Lawmakers on both sides of the aisle appeared interested in solving the problems that plague medical professionals.
Rep. Kurt Schrader, Oregon Democrat, said he is “very concerned about the future of medicine from all walks of life.”
The medical professionals told lawmakers that the private-practice physician is an important part of a community and fills a role that hospitals don’t. When such practices merge with hospitals, they warned, patients will have less access to individualized health care and be treated more like numbers.
“The patient will be left on the sideline,” said Mark Smith, president of Merritt Hawkins, a physician search and consulting firm. “Those people, they’ll have a card that gives them insurance; what they will not have is access.”
The corporatization of medicine has other effects.
Doctors say they are not getting reimbursed enough for their services. The Merritt Hawkins study found that 68 percent of physicians say Medicaid pays them less than their cost of doing business, 43 percent said some HMO and PPO programs from private insurers do not cover their expenses, and 36 percent said Medicare does not cover their expenses.
To make matters worse, physicians are in for a 30 percent cut to their Medicare reimbursement rates in January.
“Physician practices are different from almost any other small businesses,” said Dr.

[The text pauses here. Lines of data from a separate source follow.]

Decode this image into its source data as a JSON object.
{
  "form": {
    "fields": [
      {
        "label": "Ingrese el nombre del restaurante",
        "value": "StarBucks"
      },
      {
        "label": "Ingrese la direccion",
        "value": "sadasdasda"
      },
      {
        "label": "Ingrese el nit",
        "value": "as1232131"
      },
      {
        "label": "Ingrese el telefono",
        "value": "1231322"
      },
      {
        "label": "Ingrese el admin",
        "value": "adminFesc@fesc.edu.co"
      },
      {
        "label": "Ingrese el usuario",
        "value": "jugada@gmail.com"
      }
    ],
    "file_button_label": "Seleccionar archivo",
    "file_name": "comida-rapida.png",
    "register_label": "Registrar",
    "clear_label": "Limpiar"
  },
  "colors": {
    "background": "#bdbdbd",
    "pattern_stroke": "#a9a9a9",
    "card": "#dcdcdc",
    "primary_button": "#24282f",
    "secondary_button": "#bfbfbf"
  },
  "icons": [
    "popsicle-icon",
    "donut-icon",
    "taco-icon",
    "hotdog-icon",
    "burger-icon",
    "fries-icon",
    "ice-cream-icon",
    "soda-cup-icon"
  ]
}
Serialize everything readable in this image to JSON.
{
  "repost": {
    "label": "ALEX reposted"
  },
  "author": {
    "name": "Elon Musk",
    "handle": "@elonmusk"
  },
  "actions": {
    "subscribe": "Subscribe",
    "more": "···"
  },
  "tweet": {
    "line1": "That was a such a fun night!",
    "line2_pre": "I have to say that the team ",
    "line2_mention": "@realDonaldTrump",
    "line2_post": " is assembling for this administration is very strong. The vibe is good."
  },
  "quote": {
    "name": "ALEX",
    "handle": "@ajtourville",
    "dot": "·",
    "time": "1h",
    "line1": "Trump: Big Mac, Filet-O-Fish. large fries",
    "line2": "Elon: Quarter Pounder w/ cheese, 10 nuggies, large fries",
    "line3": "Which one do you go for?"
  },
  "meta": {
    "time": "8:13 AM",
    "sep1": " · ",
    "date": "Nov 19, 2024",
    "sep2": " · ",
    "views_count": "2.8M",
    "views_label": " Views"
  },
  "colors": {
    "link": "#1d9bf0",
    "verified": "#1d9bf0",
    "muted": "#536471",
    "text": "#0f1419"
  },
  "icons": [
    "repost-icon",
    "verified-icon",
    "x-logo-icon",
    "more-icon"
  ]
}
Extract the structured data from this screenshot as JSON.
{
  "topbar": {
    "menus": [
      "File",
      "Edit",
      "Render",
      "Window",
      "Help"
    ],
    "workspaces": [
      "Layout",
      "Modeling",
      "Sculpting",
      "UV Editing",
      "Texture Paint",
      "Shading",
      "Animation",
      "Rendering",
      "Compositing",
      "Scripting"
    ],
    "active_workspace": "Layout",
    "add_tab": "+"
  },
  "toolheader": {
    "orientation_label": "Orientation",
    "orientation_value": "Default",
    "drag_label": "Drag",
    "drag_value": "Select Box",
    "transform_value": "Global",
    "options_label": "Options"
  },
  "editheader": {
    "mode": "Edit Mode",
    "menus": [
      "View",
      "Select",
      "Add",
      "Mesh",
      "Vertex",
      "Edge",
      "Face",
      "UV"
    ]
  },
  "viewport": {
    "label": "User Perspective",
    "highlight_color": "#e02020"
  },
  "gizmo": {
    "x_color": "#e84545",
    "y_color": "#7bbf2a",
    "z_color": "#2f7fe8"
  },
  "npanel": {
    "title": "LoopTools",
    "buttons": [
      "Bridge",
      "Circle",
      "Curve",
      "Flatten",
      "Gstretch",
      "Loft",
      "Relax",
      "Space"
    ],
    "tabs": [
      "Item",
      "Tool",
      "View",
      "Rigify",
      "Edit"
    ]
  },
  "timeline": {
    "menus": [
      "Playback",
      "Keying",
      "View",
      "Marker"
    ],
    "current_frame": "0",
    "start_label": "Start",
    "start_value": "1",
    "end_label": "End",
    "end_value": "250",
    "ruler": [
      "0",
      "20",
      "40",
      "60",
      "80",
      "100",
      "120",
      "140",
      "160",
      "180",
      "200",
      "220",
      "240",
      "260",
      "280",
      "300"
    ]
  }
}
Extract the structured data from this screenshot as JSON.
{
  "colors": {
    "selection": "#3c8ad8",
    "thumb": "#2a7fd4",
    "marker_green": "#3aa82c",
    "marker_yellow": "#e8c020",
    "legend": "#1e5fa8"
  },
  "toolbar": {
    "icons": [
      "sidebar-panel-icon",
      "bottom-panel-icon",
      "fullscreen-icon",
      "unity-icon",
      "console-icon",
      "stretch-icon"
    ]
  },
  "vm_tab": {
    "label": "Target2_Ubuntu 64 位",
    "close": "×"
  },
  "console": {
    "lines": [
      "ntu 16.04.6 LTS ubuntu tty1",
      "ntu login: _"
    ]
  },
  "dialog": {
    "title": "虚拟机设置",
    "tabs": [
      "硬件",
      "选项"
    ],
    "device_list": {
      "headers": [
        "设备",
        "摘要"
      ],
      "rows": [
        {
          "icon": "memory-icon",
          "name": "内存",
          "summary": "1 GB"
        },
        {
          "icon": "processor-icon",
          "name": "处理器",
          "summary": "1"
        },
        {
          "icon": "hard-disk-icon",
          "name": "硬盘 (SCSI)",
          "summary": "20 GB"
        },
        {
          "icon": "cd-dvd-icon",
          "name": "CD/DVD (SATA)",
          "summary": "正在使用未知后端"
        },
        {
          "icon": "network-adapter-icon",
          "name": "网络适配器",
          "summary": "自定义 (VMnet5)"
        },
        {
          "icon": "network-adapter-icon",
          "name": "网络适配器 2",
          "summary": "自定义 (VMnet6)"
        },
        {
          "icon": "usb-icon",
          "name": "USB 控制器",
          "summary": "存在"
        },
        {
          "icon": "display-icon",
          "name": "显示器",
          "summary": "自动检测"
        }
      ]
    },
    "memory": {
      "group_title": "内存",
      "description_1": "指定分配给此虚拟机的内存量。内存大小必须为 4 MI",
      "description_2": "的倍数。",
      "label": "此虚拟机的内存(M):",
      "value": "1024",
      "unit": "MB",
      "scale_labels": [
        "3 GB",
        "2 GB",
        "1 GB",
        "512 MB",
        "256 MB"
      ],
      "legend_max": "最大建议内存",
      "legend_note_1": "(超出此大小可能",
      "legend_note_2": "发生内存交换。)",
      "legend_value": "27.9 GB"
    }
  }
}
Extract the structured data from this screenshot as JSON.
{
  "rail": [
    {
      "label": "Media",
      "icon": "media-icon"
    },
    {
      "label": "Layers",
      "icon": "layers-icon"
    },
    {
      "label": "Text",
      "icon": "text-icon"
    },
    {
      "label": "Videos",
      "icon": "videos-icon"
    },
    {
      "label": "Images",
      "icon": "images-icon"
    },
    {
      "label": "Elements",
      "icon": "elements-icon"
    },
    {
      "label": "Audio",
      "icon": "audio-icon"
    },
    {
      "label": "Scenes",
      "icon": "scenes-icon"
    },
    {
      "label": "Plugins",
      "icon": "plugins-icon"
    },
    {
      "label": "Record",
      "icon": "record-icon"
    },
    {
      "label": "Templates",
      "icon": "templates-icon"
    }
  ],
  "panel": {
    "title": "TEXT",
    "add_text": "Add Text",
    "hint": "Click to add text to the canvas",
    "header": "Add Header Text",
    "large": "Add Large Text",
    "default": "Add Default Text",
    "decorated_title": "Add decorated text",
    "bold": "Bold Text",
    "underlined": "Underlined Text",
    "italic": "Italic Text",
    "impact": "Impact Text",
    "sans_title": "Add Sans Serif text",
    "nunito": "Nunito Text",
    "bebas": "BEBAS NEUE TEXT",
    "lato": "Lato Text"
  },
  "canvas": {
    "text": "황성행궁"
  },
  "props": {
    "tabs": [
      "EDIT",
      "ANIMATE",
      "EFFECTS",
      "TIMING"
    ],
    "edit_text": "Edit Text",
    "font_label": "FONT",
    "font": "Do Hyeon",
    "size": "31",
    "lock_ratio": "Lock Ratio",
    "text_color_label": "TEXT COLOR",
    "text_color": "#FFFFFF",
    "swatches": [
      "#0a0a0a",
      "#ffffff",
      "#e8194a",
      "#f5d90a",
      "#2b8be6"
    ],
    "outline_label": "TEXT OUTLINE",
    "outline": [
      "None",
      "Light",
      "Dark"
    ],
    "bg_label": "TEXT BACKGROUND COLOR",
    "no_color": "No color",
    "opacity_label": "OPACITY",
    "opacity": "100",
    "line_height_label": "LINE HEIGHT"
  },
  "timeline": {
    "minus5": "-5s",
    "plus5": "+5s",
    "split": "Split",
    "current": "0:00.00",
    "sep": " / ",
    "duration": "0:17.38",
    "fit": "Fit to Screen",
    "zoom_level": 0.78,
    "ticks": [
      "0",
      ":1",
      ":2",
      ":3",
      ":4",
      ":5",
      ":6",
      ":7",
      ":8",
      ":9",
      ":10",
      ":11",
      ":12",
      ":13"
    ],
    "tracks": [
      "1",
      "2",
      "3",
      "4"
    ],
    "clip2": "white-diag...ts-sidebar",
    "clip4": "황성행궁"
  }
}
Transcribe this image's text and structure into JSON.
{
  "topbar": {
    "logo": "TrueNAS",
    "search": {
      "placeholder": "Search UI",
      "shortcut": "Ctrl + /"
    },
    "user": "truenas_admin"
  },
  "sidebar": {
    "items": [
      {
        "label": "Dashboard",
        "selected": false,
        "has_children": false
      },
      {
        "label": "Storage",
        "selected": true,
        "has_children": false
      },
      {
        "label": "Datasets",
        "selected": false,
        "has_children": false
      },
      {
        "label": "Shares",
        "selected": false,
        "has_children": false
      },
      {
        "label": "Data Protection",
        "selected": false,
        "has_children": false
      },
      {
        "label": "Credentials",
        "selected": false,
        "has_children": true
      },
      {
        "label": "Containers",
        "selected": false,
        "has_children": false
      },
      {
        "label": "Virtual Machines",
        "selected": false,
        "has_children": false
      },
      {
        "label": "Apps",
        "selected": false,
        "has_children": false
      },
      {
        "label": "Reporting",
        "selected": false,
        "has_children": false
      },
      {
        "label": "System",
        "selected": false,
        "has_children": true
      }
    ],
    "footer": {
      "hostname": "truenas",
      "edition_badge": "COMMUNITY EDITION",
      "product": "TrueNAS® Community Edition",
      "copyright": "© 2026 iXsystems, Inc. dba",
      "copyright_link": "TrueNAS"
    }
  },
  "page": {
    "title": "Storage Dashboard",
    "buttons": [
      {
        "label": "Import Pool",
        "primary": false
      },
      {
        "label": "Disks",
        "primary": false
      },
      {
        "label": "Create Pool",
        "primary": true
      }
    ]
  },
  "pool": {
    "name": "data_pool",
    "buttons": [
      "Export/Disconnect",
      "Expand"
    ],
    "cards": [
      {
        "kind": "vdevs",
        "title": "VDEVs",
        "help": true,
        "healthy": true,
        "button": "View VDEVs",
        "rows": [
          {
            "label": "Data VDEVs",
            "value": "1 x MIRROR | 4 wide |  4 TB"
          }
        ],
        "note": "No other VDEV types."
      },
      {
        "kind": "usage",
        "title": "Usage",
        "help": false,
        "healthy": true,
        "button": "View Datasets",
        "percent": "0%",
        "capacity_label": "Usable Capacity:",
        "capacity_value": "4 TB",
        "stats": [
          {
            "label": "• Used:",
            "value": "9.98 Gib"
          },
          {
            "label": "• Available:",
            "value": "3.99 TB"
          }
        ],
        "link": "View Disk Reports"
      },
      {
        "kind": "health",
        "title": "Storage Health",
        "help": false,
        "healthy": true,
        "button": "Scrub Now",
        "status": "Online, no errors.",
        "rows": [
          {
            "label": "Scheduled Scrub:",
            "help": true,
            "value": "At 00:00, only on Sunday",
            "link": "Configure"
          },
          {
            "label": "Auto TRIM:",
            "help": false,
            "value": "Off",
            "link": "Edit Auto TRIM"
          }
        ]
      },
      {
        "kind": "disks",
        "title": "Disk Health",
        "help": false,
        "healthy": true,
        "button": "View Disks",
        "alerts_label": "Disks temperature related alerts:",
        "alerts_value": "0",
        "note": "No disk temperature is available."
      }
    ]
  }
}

Jerry Kennett, chairman of the American College of Cardiology Advocacy Steering Committee. “The payment for services performed is not controlled by free-market dynamics, but instead payment is tightly regulated by Medicare and Medicaid and private payers.”
Doctors also have to deal with more paperwork than previously. For physicians with small private practices, this means more administrative work, about which they often are untrained or unsavvy, and less time with their patients. Not content with that reality, many are leaving their businesses to join hospitals that take care of the paperwork for them.
Mr. Smith said doctors spend an average of 15 hours a week doing paperwork. It’s “alien to the mindset and makeup of many physicians,” who have never had business training, he said.
“It has been reported that the U.S. federal tax code runs to some 75,000 pages,” Mr. Smith explained, “whereas the Medicare regulatory code by which physicians must abide runs to 130,000 pages.”